В избе, доставшейся нам от неведомых мне хозяев, мало что изменилось лет эдак за сто, наверное. Печь загудела послушно, по покосившемуся полу, по стенам, по потолку потекло настоящее, дровяное тепло. На сковороде скворчала картошка; наверное, я бы смогла и в печи что-нибудь соорудить, но электричество всё же привычнее, мечтания о печных изысках хоть и посещали меня регулярно, но так мечтаниями и оставались, ну и ладно. Сейчас натрескаюсь, выпью чаю, заберусь с книжкой на древний кожаный диван, и валите-ка вы все от меня подальше, куда-нибудь в завтра, да?

Книг у нас было в достатке, по большей части старых, истрёпанных ещё в детстве и оттого особенно вкусных. «Граф Монте-Кристо»… Нет, больно длинно. «Анжелика»… Ну уж, пусть мама читает, ей нравится. «Диалоги» Платона. Я подцепила пальцем ветхий корешок и вытянула книгу из плотно спрессованной шеренги. Папина. Нашёл он её здесь, на чердаке, нашёл случайно, в ветхом живописном хламе от прежних владельцев, и часто листал по вечерам. Пока был жив.
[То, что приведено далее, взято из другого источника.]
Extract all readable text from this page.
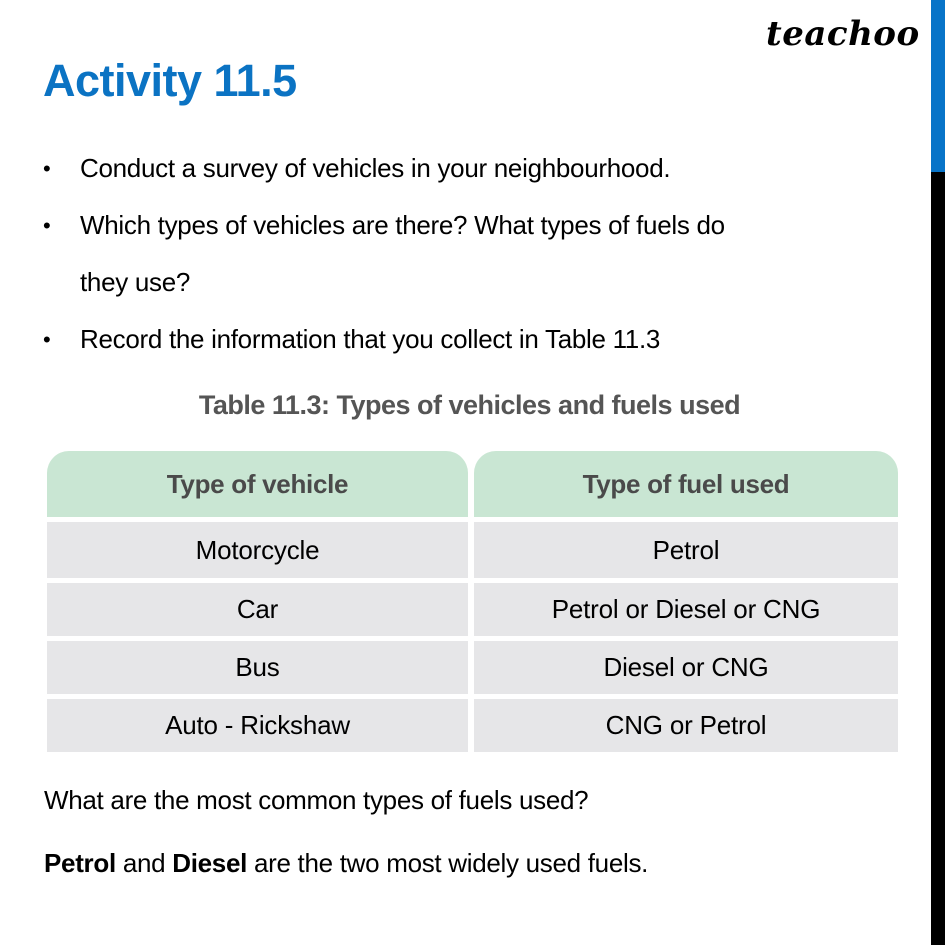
teachoo
Activity 11.5
• Conduct a survey of vehicles in your neighbourhood.
• Which types of vehicles are there? What types of fuels do
they use?
• Record the information that you collect in Table 11.3
Table 11.3: Types of vehicles and fuels used
Type of vehicle	Type of fuel used
Motorcycle	Petrol
Car	Petrol or Diesel or CNG
Bus	Diesel or CNG
Auto - Rickshaw	CNG or Petrol
What are the most common types of fuels used?
Petrol and Diesel are the two most widely used fuels.
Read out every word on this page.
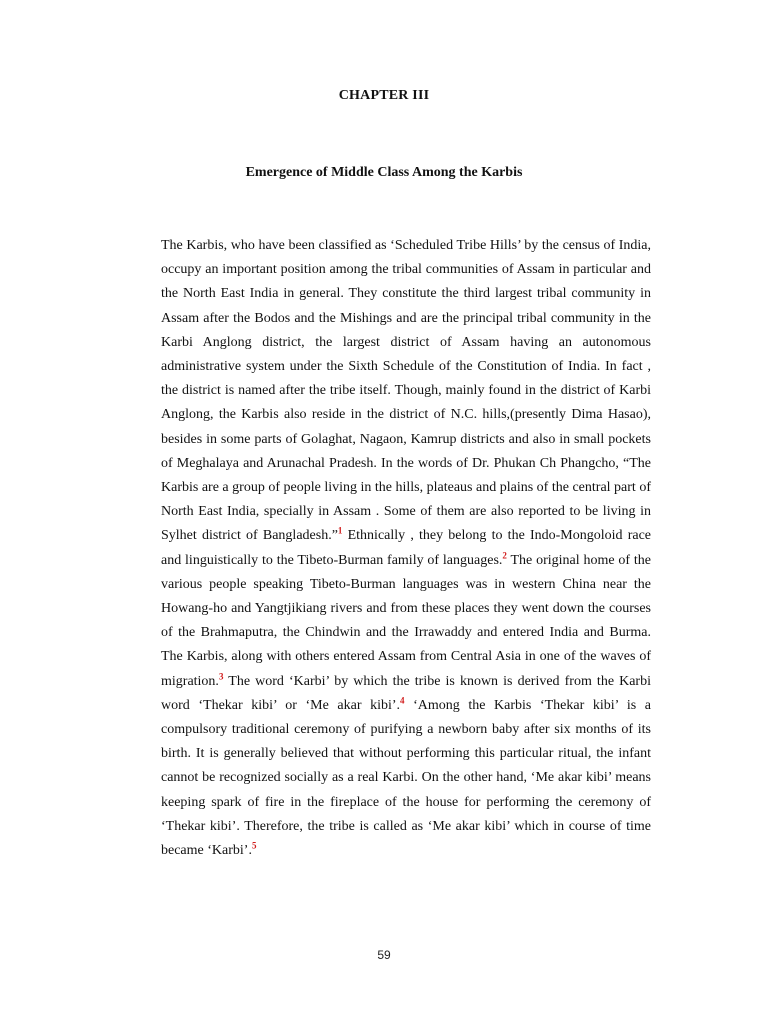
CHAPTER III
Emergence of Middle Class Among the Karbis

The Karbis, who have been classified as ‘Scheduled Tribe Hills’ by the census of India, occupy an important position among the tribal communities of Assam in particular and the North East India in general. They constitute the third largest tribal community in Assam after the Bodos and the Mishings and are the principal tribal community in the Karbi Anglong district, the largest district of Assam having an autonomous administrative system under the Sixth Schedule of the Constitution of India. In fact , the district is named after the tribe itself. Though, mainly found in the district of Karbi Anglong, the Karbis also reside in the district of N.C. hills,(presently Dima Hasao), besides in some parts of Golaghat, Nagaon, Kamrup districts and also in small pockets of Meghalaya and Arunachal Pradesh. In the words of Dr. Phukan Ch Phangcho, “The Karbis are a group of people living in the hills, plateaus and plains of the central part of North East India, specially in Assam . Some of them are also reported to be living in Sylhet district of Bangladesh.”$^1$ Ethnically , they belong to the Indo-Mongoloid race and linguistically to the Tibeto-Burman family of languages.$^2$ The original home of the various people speaking Tibeto-Burman languages was in western China near the Howang-ho and Yangtjikiang rivers and from these places they went down the courses of the Brahmaputra, the Chindwin and the Irrawaddy and entered India and Burma. The Karbis, along with others entered Assam from Central Asia in one of the waves of migration.$^3$ The word ‘Karbi’ by which the tribe is known is derived from the Karbi word ‘Thekar kibi’ or ‘Me akar kibi’.$^4$ ‘Among the Karbis ‘Thekar kibi’ is a compulsory traditional ceremony of purifying a newborn baby after six months of its birth. It is generally believed that without performing this particular ritual, the infant cannot be recognized socially as a real Karbi. On the other hand, ‘Me akar kibi’ means keeping spark of fire in the fireplace of the house for performing the ceremony of ‘Thekar kibi’. Therefore, the tribe is called as ‘Me akar kibi’ which in course of time became ‘Karbi’.$^5$

59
Я тоже не обошла вниманием знаменитого философа, но осилила по малолетству одну лишь занятную главку об Атлантиде. Посмотрим…

– Кхе-кхе, – вдруг раздалось за спиной.

Я не трусиха, оставаться одной на даче в безлюдной деревне приходилось и раньше, никаких нежелательных встреч не происходило, да и как бы они произошли? Свои сюда не дойдут, далеко и незачем, а в инопланетян я не верила. Но сердце всё ж таки прыгнуло, застучало, и обернуться стоило заметных усилий.

– Здравствуйте, Мария Михайловна! Смею надеяться, я не напугал вас нежданным визитом!

Посреди комнаты или, лучше сказать, горницы стоял абсолютно незнакомый мужчина, старик, обликом напомнивший церковнослужителя. Длинные волосы, окладистая борода и странное одеяние, то ли ряса, то ли плащ светло-серого цвета.

– Здравствуйте, – ответила я, – но позвольте… Мы знакомы?

– Ни в коей мере! И пусть вас не смущает, что я зову вас по имени-отчеству. Я лишь имел удовольствие рассмотреть семейные фотографии, пока вы там перебирали книги.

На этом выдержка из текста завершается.